Intensity of occupational physical activity in blue-collar workers: Do self-reported rating and device-worn measurements agree?

Tidsskriftartikel - 2022

Resume

PURPOSE: High intensity occupational physical activity (OPA) seem to aggravate health and increase risk of sick leave and early retirement. Most intensity of OPA monitoring has been self-reported, e.g. by rating of perceived exertion (RPE). However, no studies have investigated the precision and risk of bias in RPE reporting during free-living OPA. This study investigated the agreement between OPA intensity in percentage of the heart rate reserve (%HRR) estimated from RPE and device-measured heart rate (HR), and potential bias factors on this agreement.
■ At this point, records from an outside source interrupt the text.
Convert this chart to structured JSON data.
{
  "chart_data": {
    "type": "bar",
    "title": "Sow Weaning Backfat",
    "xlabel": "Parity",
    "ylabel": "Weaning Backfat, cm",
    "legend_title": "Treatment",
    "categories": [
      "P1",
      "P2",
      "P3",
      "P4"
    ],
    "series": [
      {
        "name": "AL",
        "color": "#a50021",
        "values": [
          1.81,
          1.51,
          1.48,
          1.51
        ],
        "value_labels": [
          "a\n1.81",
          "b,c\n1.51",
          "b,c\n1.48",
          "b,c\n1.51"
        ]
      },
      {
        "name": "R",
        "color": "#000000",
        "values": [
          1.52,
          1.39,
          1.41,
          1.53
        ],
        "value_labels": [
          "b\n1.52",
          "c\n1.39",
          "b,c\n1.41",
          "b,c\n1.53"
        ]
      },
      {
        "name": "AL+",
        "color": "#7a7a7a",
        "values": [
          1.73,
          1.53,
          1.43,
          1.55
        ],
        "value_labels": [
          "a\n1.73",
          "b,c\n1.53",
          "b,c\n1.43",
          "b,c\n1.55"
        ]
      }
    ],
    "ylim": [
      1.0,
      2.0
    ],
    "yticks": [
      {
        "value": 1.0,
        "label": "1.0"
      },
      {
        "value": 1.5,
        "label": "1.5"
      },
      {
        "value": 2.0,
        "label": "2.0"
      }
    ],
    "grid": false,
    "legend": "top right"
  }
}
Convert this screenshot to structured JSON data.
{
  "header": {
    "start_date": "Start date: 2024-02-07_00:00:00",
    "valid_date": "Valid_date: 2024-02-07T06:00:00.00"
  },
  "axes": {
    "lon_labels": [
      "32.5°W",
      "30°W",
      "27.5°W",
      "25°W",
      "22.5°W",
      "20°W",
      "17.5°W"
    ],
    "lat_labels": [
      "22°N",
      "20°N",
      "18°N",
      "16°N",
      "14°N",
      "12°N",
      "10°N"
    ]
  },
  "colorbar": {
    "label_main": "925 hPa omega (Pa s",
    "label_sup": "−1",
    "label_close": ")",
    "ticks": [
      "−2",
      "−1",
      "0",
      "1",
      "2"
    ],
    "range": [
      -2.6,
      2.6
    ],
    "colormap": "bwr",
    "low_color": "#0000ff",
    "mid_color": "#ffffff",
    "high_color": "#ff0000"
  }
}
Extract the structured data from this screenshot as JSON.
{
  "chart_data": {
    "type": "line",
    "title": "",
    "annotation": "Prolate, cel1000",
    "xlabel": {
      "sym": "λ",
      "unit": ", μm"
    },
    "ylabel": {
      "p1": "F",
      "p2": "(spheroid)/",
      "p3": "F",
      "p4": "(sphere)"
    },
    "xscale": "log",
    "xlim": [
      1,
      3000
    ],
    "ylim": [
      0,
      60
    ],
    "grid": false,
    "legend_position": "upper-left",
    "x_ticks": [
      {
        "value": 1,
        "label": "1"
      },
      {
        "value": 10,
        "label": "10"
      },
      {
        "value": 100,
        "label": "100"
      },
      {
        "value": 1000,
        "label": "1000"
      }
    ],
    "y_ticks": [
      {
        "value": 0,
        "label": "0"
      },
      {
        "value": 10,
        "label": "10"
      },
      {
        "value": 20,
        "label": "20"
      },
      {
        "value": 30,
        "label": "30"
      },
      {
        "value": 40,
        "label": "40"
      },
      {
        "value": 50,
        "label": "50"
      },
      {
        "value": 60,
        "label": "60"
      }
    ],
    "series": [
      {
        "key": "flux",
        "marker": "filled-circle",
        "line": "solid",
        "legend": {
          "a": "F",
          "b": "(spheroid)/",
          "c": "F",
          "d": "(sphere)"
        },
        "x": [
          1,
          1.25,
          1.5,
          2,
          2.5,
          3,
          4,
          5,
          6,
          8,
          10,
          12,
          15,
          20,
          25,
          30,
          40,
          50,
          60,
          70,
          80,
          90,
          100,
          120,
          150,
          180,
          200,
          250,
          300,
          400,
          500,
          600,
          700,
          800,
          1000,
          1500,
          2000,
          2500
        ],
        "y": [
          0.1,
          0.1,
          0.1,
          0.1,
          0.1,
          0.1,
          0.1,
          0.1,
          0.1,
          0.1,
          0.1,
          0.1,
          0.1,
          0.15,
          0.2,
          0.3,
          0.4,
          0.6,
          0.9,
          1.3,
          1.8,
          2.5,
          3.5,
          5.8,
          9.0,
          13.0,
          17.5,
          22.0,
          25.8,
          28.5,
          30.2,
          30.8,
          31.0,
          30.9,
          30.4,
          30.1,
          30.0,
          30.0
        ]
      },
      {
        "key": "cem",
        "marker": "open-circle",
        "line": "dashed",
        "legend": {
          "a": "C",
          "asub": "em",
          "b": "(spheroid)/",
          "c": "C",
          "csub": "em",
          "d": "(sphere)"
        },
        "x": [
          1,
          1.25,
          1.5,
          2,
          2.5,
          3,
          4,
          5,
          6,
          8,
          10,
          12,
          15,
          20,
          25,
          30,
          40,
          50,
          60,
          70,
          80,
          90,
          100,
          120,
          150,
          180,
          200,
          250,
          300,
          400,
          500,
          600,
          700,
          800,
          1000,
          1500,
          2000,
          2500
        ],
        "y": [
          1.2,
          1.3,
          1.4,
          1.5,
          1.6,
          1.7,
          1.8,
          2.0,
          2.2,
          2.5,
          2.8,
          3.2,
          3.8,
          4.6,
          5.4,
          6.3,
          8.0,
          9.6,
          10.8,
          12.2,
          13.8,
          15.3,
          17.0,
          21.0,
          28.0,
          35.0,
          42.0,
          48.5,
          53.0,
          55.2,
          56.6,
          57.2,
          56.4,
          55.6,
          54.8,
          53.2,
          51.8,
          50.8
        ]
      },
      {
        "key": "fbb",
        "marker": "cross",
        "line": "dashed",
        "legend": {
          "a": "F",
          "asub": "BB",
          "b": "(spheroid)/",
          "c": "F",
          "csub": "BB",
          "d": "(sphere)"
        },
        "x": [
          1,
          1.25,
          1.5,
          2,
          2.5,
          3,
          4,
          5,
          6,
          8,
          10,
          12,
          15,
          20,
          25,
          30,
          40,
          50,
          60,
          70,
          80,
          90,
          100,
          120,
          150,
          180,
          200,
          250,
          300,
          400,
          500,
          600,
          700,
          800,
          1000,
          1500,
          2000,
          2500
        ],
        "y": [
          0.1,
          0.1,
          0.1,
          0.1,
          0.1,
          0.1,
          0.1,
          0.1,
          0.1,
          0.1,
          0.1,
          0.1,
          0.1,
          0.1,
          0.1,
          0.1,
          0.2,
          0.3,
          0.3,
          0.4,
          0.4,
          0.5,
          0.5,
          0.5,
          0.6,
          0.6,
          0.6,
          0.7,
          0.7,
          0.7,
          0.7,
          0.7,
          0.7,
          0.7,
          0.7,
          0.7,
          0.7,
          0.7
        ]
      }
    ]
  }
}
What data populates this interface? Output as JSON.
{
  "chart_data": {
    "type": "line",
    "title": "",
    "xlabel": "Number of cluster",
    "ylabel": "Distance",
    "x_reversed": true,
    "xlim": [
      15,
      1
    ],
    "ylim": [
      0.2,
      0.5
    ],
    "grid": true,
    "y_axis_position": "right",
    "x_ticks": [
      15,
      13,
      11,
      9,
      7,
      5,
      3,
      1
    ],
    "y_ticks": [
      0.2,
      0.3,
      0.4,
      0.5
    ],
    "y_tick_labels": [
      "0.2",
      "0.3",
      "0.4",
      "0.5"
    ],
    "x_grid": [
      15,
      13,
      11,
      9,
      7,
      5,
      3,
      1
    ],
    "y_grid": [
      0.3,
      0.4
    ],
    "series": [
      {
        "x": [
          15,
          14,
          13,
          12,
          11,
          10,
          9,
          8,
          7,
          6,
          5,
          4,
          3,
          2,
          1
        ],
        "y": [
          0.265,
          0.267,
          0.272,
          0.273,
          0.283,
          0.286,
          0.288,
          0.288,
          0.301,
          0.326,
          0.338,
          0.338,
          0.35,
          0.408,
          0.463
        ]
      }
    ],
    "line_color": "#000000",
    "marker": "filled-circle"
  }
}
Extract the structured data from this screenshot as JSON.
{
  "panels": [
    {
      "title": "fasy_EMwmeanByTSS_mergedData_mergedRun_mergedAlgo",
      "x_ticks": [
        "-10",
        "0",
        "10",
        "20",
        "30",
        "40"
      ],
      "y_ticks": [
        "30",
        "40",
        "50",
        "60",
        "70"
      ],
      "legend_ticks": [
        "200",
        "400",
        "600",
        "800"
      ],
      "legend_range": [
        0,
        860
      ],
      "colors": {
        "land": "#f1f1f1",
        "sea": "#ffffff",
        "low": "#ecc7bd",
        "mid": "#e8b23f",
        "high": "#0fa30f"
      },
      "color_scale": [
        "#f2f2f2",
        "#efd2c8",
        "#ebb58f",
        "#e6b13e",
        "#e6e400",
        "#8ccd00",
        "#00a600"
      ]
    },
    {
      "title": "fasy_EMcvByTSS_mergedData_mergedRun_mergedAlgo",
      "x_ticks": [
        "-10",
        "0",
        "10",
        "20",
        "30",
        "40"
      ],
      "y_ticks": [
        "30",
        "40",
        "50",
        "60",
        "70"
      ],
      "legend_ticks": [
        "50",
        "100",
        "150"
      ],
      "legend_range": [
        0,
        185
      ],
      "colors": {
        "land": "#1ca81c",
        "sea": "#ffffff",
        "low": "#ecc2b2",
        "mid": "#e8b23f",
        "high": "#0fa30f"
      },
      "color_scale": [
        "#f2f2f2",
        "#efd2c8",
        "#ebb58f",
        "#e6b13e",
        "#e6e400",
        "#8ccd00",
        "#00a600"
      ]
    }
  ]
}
METHODS: The CR10 scale measured RPE at work. The Actiheart monitor measured HR during 24-h a day for 2-4 days. Both RPE and device-worn HR were converted to %HRR. The difference between both %HRR and their limits of agreement was determined in a Bland Altman plot. To detect bias factors, the difference between both %HRR was regressed on age, sex, cardiorespiratory fitness, occupational lifting, medication, consequences of musculoskeletal disorders and the interactions between these factors with device-work %HRR.

RESULTS: Six hundred and twenty-three participants were included in the analysis. Mean difference between RPE-based and device-worn %HRR was 54.6% (SD 19.5). The limits of agreement were wide (11.6-90.1%HRR). Age (0.48%HRR, 95% CI 0.18-0.79) occupational lifting (9.84%HRR, 95% CI 3.85-15.83) and cardiorespiratory fitness (0.41%HRR, 95% CI 0.03-0.79) significantly biased the agreement between the estimations of OPA intensity.

CONCLUSION: RPE overestimated OPA intensity, and was biased by several factors. Device-worn %HRR should be preferred when evaluating OPA intensity among workers with physically demanding jobs.

Reference

Korshøj M, Gupta N, Mortensen OS, Jørgensen MB, Holtermann A. Intensity of occupational physical activity in blue-collar workers: Do self-reported rating and device-worn measurements agree?. European Journal of Applied Physiology 2022;122(5):1293-1301.